Marcio López es el último en hablar y la razón de su viaje es agradecerle al baqueano Osvaldo Araya (hermano de Antonio, que encontró a los uruguayos sobrevivientes) haberle salvado la vida hace 31 años. Tenía 21 y había viajado hasta ahí junto con una periodista, y pocos más, para buscar una de las baterías del avión caído. A poco de llegar, el clima se tornó despiadado. Algunos querían seguir, pero Osvaldo fue tajante y dio la orden de volver. El camino, debajo de la nieve, había desaparecido. Tenían que cruzar una yesera a 800 metros de altura y no sabían por dónde. A los gritos, Araya indicó que lo esperasen, se fue y volvió con 12 vacas. Las hizo pasar de a una, y de a una iban cayendo al vacío, hasta que la vaca número nueve pisó bien y eso les indicó por dónde atravesar la yesera. Para entonces, Marcio tenía manos y pies congelados. Cuando llegaron al puesto, el mismo Araya comenzó a pegarle en las extremidades para reavivar la sangre. Hoy, 31 años después, viajó a Mendoza para decirle gracias. “El poder encontrarme con Araya personalmente, para mí, fue lo más importante de todo el viaje”.

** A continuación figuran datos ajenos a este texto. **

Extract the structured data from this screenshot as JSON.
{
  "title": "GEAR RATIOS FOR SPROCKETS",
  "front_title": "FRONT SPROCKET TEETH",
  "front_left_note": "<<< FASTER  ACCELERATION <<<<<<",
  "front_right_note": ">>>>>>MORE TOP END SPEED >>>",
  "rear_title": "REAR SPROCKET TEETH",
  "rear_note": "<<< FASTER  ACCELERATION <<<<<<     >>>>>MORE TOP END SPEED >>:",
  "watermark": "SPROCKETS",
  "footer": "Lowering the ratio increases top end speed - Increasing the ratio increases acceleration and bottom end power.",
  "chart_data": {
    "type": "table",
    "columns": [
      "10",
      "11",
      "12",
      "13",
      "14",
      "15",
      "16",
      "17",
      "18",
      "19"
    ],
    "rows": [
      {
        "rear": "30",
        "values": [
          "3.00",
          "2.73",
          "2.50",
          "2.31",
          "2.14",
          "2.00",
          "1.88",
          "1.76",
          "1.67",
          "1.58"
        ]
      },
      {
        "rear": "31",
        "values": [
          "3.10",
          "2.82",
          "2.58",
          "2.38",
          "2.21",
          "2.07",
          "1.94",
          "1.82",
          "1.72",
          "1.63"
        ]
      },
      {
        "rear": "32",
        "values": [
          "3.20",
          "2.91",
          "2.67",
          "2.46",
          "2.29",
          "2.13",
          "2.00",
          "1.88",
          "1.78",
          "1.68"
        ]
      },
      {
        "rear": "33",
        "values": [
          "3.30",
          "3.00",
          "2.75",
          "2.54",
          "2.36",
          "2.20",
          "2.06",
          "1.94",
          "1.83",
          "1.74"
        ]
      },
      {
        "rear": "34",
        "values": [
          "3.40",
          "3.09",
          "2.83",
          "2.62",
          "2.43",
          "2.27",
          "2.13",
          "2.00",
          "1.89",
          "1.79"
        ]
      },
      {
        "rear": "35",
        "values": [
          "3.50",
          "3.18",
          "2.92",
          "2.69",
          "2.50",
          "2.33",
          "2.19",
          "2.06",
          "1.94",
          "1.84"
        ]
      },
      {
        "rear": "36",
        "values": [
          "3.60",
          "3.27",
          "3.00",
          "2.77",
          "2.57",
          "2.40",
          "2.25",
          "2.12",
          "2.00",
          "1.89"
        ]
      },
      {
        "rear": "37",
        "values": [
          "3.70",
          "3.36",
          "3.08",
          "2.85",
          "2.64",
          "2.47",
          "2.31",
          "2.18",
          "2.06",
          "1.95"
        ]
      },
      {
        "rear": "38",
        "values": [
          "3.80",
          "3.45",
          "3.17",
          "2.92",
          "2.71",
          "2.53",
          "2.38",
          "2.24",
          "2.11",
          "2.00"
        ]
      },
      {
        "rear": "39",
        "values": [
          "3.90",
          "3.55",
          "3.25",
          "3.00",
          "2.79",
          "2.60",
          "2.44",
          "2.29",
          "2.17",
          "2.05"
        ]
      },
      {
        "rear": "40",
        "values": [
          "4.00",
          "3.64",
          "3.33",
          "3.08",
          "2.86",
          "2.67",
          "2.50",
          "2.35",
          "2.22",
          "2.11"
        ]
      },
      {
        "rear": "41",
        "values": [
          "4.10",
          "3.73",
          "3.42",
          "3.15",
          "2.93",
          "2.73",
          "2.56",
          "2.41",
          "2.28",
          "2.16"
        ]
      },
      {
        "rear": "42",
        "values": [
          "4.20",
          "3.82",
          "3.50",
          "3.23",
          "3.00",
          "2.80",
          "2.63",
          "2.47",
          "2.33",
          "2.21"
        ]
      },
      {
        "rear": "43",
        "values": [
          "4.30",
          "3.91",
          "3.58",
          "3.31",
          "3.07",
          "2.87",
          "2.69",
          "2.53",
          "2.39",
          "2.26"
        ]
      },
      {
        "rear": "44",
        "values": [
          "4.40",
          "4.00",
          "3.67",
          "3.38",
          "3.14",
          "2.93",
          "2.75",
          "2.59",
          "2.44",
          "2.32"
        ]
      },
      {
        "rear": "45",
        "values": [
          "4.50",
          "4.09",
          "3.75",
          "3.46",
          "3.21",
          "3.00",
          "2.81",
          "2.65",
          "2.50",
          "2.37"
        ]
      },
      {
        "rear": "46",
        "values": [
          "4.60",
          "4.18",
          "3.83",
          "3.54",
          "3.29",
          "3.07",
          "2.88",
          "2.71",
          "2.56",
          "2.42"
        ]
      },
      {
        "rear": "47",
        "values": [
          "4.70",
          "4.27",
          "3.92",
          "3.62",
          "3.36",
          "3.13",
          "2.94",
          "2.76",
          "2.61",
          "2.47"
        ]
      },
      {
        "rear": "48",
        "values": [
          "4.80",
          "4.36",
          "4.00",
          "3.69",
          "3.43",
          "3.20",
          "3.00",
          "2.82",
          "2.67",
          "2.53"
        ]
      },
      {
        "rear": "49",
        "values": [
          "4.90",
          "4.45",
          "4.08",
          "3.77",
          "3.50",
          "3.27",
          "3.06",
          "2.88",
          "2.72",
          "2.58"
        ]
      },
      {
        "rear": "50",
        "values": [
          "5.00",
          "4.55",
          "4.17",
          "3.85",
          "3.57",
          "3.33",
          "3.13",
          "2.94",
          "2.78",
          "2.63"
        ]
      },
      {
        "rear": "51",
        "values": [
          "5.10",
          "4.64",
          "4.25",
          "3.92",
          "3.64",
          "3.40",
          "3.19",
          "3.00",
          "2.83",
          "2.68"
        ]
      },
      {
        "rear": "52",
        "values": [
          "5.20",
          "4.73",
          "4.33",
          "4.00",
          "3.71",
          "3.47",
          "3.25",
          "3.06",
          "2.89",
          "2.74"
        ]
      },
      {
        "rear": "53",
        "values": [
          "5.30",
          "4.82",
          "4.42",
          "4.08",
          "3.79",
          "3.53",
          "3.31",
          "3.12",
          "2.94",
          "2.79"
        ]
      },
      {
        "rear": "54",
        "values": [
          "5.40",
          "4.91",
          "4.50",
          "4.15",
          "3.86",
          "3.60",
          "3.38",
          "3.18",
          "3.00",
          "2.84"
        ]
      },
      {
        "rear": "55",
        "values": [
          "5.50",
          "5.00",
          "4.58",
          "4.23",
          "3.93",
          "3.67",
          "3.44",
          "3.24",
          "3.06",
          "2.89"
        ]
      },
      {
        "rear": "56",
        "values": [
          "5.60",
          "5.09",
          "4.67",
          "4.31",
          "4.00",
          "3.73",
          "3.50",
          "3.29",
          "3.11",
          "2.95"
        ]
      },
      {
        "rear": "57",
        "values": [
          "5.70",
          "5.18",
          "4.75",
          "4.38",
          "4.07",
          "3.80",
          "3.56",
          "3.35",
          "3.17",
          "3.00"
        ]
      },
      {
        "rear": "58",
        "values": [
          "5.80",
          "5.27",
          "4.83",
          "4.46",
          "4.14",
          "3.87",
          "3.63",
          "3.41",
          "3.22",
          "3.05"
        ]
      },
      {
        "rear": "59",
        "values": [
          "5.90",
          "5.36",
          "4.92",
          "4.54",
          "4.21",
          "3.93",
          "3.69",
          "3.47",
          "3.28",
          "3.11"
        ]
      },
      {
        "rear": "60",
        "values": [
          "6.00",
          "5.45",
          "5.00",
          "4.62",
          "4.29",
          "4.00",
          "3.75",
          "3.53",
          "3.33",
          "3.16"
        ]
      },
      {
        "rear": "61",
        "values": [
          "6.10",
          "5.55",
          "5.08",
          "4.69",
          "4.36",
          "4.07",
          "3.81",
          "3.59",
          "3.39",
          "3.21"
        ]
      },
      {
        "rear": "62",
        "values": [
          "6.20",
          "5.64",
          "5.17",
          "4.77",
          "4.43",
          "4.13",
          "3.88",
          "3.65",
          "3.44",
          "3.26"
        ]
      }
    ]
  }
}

La entrevista se interrumpe porque alguien me habla al oído. “Mirá allá arriba, Guada”. Todos giramos la cabeza, una luz atraviesa el cielo. Unos dicen que es una estrella, otros aseguran que es un ovni, que un avión no es. El cielo fulgura y las laderas están apenas iluminadas, las carpas azul marino también resplandecen bajo los pequeños focos de luz. Los caballos toman agua de los claros, hay aroma a leña. Es un instante mágico.
Al día siguiente nos levantamos temprano. Fernando organiza la salida, los baqueanos ensillan caballos, una de las chicas está verdaderamente afligida porque el día anterior se descompuso y hoy le informaron que no puede salir. Pienso que ahora no entiende, pero, en realidad, la están cuidando y eso me alivia; significa que nos cuidan a todos.
Andaremos ocho horas a caballo. Después de las primeras dos, atravesando paisajes entre lagunas y valles glaciares, cruzamos el Río de las Lágrimas. Desde ahí comienza un importante ascenso hasta los 3.600 msnm, donde se encuentran los restos del avión y el memorial con placas conmemorativas. “Hubo cornisa, precipicio, bajadas muy impresionantes… Espero que las fotos estén bien”, escribo en mi diario de viaje.
Vamos en fila, un caballo detrás del otro, en silencio. Estamos en la recta final, cada uno con sus pensamientos y de frente a la montaña. Cuando llegamos al memorial, el silencio es aún mayor, el lugar se impone, se oye el soplido del viento.
Me acerco al sitio donde están las placas, pañuelos, flores de plástico sostenidas con piedras pesadas, leo nombres. Miro para todos lados como buscando algo, estoy conmovida y no lo esperaba. Judit tiene puesta una remera del Club de Rugby Old Christians, donde jugaban la mayoría de los pasajeros del vuelo. Marcio observa una de las ventanas del avión: “Lo que más me impacta –dijo la noche anterior– es que el avión cayó en un lugar que, bajo el sol, es un paisaje de ensueño y, a la vez, ante un mal clima, es el verdadero infierno”.